Avocados are typically eaten raw, as they do not stand up well to cooking. They are the primary ingredient in guacamole, one of the most popular dishes of Mexico, which is made by mashing avocados with chilies, onions, spices, and lime juice, with variations depending on the recipe. Use avocado atop salads, on sandwich, or spread on toast in lieu of butter. Avocados can even be used to make milkshakes and smoothies, ice cream, and other desserts. Once picked, avocados ripen in a few days at room temperature and will keep for two to three days. To accelerate ripening, store avocados in a paper bag with a banana, as the ethylene gas released from the banana will hasten the process. To halt the ripening of avocados, deprive them of oxygen, such as by storing them in a tightly sealed plastic bag. Only fully ripe avocados should be refrigerated.
Hawaii is home to hundreds of avocado varieties, including the Linda avocado. Over the centuries, traders and travelers from all over the world brought a variety of avocado seeds to the Hawaiian Islands via ships from Mexico, Central and South America, Spain, Portugal, Brazil and Puerto Rico. The avocado seeds were planted in home gardens and farms, but local farmers quickly picked up on the value of the fruit. Many avocado trees were actually grafted and cultivated seriously by the Japanese coffee farmers on the Big Island in the Kona region. Avocados are still often inter-planted with coffee and macadamia nuts in Kona today.

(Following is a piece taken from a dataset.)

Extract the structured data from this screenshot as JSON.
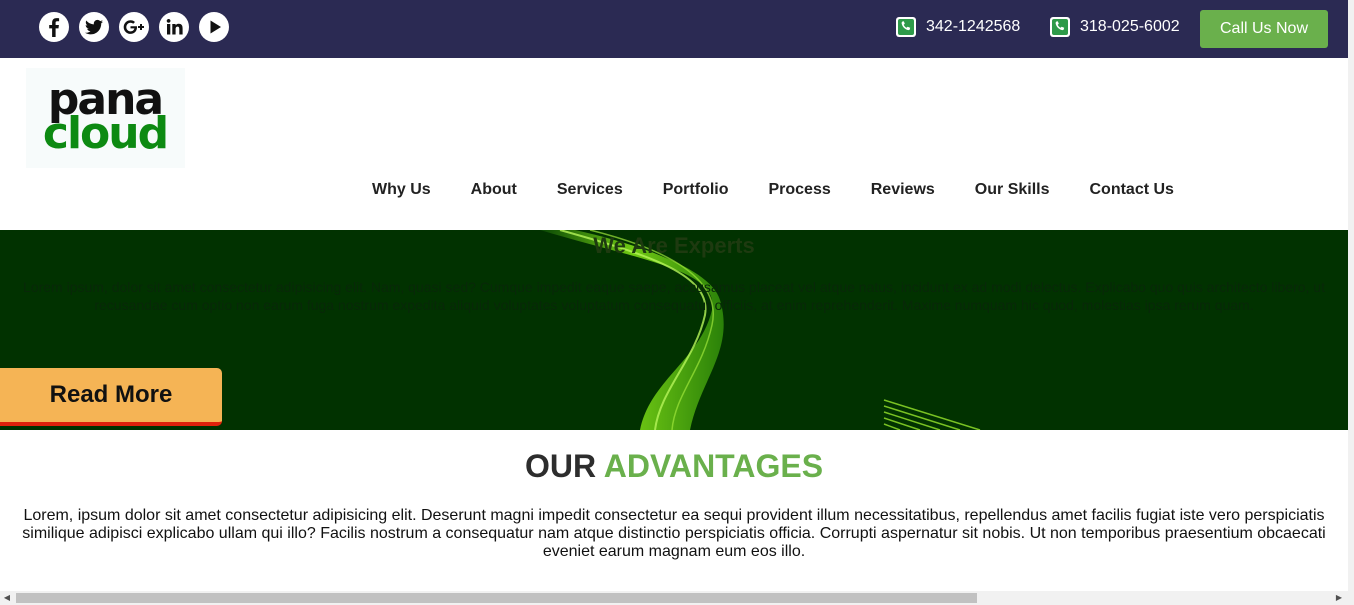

The avocado is a native of Mexico and Central America but is now being cultivated in Mediterranean-like climates all over the world, including Hawaii. The avocado is among the earliest of the fruit trees brought to the Hawaiian Islands, and records indicate its introduction early in the nineteenth century by Don Francisco de Paulo Marin. By 1855, avocado trees believed to be of Guatemalan origin like the Linda avocado had become common on Oahu and were transported to the other islands. The Linda avocado is believed to have been introduced to the continental United States in 1914 by E.E. Knight in California.